A k-coloring or k-labeling of the vertices of a single-component undirected graph G with $n$ vertices can be a proper coloring or not. If it is not a proper coloring, such that each vertex has neighbors on its edges which are of a different color or label, then for each possible labeling, it possible to count the number of vertices which have a proper coloring locally as an integer $x \in \{0,n\}$, and those which do not $y = n-x$. Let us call the vertices which are locally properly colored "stable", and those which have at least one neighbor with the same color label "unstable." The set of all possible labelings, of which there are $k^n$ can be partitioned into $n+1$ sets by the metric of how many vertices are unstable for each coloring.
What is the size of each partition from 0-unstable to n-unstable?
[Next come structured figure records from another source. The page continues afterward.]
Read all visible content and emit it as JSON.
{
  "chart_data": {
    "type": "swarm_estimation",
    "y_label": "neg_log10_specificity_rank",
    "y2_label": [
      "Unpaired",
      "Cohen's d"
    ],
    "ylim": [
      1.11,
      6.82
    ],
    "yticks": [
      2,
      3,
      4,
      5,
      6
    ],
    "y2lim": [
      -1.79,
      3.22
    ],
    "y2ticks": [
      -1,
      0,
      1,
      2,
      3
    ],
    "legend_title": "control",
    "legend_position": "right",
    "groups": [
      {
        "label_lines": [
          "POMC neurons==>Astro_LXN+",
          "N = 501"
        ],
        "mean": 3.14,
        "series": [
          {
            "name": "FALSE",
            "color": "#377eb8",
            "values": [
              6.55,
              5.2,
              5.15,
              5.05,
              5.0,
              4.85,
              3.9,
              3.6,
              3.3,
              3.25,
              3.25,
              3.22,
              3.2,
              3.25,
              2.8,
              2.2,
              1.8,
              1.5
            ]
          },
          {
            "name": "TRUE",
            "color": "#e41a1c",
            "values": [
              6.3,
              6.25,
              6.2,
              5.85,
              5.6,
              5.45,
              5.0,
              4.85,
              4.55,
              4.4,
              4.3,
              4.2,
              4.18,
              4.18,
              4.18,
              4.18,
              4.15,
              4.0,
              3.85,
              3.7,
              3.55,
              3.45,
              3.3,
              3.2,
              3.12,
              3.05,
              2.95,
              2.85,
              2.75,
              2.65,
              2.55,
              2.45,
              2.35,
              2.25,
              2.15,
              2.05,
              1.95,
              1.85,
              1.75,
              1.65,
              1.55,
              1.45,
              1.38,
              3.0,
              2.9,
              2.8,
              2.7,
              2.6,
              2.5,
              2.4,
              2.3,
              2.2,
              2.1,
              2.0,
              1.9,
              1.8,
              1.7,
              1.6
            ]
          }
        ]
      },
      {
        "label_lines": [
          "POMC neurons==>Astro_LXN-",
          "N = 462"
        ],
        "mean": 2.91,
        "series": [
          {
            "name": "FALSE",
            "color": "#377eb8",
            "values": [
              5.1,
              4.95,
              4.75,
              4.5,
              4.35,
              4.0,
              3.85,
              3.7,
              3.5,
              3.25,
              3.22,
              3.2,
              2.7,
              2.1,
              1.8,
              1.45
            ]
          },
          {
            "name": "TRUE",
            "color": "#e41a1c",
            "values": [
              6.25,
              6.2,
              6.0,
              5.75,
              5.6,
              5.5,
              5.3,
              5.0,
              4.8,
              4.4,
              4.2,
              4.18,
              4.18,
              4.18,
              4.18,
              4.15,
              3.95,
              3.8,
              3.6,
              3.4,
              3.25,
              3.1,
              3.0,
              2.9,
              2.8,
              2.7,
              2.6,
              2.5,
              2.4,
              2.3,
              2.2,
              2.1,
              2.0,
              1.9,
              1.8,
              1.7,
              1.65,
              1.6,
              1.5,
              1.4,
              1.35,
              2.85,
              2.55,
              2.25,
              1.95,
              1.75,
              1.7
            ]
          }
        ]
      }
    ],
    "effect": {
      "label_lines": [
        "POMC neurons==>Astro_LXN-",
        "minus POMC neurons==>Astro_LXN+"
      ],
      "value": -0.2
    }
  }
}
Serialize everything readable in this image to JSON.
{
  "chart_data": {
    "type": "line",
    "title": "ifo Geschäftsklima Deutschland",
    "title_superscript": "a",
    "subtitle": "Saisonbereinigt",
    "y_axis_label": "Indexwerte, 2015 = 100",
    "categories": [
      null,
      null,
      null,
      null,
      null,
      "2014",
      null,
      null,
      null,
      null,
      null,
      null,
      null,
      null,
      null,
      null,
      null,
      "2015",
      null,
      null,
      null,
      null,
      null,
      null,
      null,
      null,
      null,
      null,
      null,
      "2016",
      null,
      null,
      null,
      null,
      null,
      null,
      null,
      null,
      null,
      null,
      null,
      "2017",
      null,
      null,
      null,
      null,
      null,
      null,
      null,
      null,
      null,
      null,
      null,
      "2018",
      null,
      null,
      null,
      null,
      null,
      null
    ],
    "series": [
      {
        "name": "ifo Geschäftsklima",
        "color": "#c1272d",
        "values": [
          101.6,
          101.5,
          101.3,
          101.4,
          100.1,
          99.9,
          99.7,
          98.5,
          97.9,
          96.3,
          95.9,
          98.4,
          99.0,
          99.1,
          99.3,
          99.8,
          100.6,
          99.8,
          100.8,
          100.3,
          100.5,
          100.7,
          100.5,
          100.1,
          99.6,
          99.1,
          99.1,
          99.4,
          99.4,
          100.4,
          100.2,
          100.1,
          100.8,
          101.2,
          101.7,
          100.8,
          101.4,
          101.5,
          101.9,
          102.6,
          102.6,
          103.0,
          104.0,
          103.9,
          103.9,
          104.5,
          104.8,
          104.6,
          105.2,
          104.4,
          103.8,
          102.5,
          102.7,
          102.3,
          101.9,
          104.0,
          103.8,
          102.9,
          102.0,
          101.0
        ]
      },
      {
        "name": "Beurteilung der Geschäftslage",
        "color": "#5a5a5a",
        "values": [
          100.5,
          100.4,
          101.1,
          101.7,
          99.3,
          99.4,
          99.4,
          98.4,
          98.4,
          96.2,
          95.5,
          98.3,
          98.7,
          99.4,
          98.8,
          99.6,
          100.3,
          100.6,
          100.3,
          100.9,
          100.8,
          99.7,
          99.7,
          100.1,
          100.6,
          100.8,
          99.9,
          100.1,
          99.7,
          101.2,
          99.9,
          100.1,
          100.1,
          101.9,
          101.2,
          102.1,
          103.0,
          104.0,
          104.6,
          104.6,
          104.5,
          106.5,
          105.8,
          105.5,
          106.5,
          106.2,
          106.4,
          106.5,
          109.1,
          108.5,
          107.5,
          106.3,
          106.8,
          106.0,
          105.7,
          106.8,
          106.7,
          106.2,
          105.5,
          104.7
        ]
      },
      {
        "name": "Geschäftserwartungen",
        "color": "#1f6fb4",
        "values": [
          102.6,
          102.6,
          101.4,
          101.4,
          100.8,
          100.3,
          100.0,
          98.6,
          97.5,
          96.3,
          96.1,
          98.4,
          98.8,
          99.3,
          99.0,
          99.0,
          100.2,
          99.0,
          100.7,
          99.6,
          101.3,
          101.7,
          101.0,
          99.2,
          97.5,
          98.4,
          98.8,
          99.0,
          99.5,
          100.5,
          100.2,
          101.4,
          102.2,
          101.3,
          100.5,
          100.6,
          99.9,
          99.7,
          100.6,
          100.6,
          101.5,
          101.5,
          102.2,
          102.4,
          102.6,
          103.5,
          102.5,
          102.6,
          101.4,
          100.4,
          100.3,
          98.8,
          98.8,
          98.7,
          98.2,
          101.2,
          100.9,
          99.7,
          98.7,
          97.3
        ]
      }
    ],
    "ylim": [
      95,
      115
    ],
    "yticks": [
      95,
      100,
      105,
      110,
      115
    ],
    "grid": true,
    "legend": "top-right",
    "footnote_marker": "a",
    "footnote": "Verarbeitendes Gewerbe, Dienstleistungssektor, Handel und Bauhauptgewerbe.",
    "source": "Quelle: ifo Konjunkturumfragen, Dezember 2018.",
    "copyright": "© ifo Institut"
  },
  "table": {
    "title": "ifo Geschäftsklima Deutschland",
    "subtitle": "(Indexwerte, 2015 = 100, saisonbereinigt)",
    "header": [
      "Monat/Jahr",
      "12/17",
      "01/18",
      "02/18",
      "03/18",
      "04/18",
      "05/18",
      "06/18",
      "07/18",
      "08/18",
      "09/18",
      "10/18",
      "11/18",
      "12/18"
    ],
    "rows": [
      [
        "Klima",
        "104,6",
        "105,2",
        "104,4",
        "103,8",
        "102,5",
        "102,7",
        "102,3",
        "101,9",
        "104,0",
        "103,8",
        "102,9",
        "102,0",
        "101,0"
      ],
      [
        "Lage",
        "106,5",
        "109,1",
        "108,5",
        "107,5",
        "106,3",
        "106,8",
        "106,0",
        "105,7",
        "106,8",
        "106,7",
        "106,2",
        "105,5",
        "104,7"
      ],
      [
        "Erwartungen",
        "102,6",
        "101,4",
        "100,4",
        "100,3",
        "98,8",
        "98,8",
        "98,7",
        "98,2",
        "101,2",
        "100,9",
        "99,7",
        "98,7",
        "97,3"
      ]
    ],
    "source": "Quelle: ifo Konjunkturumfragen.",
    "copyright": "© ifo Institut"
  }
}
Is there a particular name for this type of partitioning? Obviously, if we are setting $k=2$, then the size of the partition of 0-unstable is 2 if the graph G is bipartite and allows for a proper-2-coloring; if $k=3$ and the graph is 3-colorable, then the size of the partition of 0-unstable is 6; etc.
Of course, this partitioning can be calculated by brute force methods in exponential time ($k^n$) by enumerating over all possible labelings with $k$ labels on a graph with $n$ vertices.
For what classes of graphs is the problem tractable? For example, as described below in one answer, for star graphs $S_m$ with $m$ leaves and $n=m+1$ vertices, the distribution is almost the binomial distribution, with $2$ as the size of the 0-unstable partition, zero as the size of the 1-unstable partition, and $2 {m \choose j-1}$ as the size of the $j$-unstable partition where $1\lt j \le n$.